The Framingham risk score underestimates cardiovascular risk in women but the use of the Reynolds Risk Score which also adds high sensitivity C-reactive protein and family history better risk stratifies women. Assessment of a CT Calcium Score also improves risk prediction in women with the presence of any coronary calcium being associated with a 6 fold increased risk of coronary artery disease. The 2011 Effectiveness Based Guidelines for the Prevention of Coronary Artery Disease in Women classifies women into three categories based on risk factors—-high risk, at risk, optimal risk. In addition to traditional risk factors, having risk factors such as poor diet, elevated calcium score, autoimmune diseases like systemic lupus erythematosus or rheumatoid arthritis, pre-eclampsia and gestational diabetes automatically classifies women into the AT RISK category.

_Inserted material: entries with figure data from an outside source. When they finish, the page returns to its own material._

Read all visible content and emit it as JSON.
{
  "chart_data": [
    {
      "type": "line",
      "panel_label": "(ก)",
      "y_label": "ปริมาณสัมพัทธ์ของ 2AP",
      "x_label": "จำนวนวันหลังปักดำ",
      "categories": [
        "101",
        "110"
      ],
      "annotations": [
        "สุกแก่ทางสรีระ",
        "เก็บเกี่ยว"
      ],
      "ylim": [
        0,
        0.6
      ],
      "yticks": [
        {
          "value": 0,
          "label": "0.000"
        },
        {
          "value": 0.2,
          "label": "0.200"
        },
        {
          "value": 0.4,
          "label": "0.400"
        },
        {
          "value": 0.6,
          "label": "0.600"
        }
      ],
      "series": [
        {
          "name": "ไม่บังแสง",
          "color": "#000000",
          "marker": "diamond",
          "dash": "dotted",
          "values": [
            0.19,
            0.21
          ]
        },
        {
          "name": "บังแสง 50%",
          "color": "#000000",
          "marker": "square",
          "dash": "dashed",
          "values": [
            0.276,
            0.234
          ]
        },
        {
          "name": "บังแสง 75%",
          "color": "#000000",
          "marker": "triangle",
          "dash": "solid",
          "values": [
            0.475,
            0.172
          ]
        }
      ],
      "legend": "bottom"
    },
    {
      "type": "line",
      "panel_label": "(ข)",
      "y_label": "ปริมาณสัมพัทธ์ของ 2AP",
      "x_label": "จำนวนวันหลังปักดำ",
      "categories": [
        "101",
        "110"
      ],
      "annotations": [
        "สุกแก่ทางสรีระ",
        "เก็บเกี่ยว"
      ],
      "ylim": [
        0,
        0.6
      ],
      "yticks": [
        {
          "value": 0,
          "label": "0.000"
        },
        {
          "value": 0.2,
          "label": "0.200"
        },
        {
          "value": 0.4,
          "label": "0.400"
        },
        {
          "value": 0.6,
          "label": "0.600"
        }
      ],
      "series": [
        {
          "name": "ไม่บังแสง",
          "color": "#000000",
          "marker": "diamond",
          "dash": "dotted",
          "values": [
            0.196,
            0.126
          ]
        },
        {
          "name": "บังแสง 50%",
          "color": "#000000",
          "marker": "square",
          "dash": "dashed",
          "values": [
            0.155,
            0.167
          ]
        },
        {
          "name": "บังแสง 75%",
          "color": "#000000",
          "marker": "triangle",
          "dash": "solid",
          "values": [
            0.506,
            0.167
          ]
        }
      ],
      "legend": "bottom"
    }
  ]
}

Why is mortality due to Acute Coronary Syndrome higher in women? Women are often less aggressively treated and are less likely to receive aspirin, heparin, beta blockers and less likely to undergo timely coronary intervention. They experience higher rates of bleeding after procedures. Women are also less likely to seek rapid and appropriate care when symptoms start, and present to the Emergency Room an average of an hour later than men.

In summary, Ischemic Heart Disease is a more appropriate term to describe the spectrum of CAD in women. Despite lower prevalence, women have higher mortality, hospitalization rates and are more likely to have persistent symptoms. Framingham risk score can underestimate risk. Nonobstructive CAD should be recognized as an entity and is not a benign diagnosis. Future investigation should be tailored to identifying diagnostic and therapeutic strategies to improve outcomes in women.